M.S. (Master of Science)

Legacy Department

School of Health Studies


Purpose: There is a gap in literature on disordered eating among college freshmen since 2011. Research has shown that disordered eating manifests itself during adolescence and is likely to transcend into adulthood1,7,8,9,14,15. The freshmen year in college is likely to be challenging for many students. During this time, they may develop disordered eating or perpetuate an existing condition3,4,14,15. This research study investigated the prevalence of disordered eating among college freshmen and factors that may impact this development. A comparison of prior history of disordered eating was also examined.

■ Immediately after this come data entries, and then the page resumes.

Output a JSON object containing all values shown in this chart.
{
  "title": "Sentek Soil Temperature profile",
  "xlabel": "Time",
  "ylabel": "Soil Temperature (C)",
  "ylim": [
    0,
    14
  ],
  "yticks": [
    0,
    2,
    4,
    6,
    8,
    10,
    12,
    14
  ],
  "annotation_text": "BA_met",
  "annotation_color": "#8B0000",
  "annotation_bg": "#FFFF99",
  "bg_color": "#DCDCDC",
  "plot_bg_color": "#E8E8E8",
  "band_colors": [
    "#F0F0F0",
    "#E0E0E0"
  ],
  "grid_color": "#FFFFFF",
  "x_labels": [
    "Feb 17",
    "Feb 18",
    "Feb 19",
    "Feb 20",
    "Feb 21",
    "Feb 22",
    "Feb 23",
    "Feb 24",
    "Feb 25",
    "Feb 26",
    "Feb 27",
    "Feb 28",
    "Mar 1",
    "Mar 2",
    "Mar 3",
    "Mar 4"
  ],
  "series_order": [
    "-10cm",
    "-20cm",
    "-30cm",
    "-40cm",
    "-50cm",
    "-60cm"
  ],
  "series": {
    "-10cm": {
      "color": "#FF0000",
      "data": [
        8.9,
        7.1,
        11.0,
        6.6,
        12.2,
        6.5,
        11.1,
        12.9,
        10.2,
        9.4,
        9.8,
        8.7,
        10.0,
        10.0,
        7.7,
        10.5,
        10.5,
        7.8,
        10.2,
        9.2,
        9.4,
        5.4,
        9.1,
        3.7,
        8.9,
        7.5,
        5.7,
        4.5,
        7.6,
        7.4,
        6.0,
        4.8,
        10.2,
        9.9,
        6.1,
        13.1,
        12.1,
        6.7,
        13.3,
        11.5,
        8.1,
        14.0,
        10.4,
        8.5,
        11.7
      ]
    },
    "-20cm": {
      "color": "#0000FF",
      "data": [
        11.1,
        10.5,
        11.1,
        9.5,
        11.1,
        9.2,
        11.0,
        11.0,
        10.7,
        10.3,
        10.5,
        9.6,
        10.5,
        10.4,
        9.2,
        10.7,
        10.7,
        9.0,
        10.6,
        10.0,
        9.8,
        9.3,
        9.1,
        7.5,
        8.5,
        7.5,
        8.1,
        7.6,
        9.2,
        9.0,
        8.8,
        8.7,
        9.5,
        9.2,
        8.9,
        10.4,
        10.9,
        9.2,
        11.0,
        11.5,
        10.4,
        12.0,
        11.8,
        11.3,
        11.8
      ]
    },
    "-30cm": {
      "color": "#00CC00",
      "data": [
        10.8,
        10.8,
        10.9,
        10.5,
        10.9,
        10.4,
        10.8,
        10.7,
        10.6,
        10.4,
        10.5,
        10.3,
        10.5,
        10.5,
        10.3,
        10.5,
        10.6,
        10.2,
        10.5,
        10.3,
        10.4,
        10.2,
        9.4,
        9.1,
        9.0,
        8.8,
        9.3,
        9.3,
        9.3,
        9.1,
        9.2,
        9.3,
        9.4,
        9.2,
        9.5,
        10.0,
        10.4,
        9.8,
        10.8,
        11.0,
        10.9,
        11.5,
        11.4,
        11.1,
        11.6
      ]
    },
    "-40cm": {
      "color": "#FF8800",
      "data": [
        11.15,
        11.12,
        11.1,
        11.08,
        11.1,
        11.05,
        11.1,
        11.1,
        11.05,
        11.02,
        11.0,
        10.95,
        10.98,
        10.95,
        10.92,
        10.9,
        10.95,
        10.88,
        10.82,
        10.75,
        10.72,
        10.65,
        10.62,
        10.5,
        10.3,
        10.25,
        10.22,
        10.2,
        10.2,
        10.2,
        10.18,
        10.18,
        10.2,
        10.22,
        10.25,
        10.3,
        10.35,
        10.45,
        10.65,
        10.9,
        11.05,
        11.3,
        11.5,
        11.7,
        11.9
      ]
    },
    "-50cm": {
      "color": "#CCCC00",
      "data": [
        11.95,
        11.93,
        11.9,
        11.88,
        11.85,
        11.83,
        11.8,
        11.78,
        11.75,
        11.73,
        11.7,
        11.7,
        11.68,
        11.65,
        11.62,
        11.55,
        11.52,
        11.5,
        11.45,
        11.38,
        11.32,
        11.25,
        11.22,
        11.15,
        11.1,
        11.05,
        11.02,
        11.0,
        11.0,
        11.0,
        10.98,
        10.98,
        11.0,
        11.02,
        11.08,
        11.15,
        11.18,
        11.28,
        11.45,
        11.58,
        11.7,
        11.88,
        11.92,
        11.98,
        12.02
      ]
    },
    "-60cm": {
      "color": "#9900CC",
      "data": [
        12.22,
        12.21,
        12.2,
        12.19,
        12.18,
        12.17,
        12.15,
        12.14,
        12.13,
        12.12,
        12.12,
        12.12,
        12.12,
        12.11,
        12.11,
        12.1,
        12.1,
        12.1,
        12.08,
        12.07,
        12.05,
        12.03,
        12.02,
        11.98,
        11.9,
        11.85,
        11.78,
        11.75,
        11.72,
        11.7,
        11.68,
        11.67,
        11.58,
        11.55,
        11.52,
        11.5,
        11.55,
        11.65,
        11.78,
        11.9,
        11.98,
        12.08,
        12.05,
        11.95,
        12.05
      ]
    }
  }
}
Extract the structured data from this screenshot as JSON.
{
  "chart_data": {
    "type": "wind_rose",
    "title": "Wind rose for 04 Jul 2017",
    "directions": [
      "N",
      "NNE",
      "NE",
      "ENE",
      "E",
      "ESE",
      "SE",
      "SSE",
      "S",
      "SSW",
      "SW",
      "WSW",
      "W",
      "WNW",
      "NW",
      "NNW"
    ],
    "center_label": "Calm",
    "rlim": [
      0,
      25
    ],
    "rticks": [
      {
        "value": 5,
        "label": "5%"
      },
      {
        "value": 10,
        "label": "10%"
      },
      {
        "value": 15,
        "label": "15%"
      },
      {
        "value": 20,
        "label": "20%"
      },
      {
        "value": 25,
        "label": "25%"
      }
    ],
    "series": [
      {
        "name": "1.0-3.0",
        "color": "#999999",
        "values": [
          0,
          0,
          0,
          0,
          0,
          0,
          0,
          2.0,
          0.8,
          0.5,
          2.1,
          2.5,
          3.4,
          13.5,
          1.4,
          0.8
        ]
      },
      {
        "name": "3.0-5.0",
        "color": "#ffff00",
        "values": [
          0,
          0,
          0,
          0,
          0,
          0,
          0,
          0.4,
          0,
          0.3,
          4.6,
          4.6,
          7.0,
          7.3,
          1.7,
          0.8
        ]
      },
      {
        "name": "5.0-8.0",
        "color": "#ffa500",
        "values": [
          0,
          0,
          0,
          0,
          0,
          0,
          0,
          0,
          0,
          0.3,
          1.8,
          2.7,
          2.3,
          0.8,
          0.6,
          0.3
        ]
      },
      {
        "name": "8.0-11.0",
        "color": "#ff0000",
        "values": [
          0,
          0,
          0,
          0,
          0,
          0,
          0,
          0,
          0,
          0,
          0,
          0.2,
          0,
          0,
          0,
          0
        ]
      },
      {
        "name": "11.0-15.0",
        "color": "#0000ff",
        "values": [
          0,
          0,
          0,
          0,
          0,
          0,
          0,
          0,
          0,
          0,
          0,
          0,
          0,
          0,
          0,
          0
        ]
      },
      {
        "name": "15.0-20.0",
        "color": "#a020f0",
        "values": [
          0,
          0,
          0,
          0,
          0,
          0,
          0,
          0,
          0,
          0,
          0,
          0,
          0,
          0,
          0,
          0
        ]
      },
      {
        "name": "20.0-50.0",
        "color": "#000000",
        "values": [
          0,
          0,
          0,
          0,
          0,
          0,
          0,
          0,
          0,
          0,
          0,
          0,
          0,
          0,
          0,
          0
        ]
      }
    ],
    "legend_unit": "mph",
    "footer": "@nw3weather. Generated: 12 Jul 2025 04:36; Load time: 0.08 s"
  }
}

Methods: A cross-sectional survey study was conducted on college freshmen at Northern Illinois University. The Disordered Eating Attitude Scale, the Perceived Stress Scale, and the Perceived Sociocultural Pressure Scale were compiled together to create an overall survey tool for this research study.

Results: Questionnaires were completed by 158 females, 47 males, and 2 who prefer to self-describe. The mean age was 20 years old. Students increased their disordered eating behaviors while attending Northern Illinois University compared to their behaviors prior to attending college. Participants’ ideas of normalized eating, measured by the Disordered Eating Attitude Scale, were hindered while attending college (35.46 ± 7.75, P = 0.000). Most were found to be experiencing moderate levels of perceived stress as measured by the Perceived Stress Scale (21.26 ± 7.18), where females and younger students were more likely to be more stressed. Gender (P = 0.004) and weight (P = 0.000) were found to influence individuals’ pressures to be thin as well as teasing from family and friends. Females were more likely than males to experience these changes, thus hindering their attitudes and behaviors related to food. Perceived stress (P = 0.000) and sociocultural pressures (P = 0.000) were found to influence participants disordered eating behaviors throughout their freshmen year of college.

Conclusion: The main goal of this study was to determine if college students developed behaviors of disordered eating throughout their freshmen year. The data analyses found that increased behaviors of disordered eating were seen in students while attending college compared to prior to coming to college. Students’ ideas of normal eating, relationship with food and restrictive and compensatory practices were specifically affected. Females and those who prefer to self-describe were also found to be experiencing higher levels of perceived stress and pressures to be thin.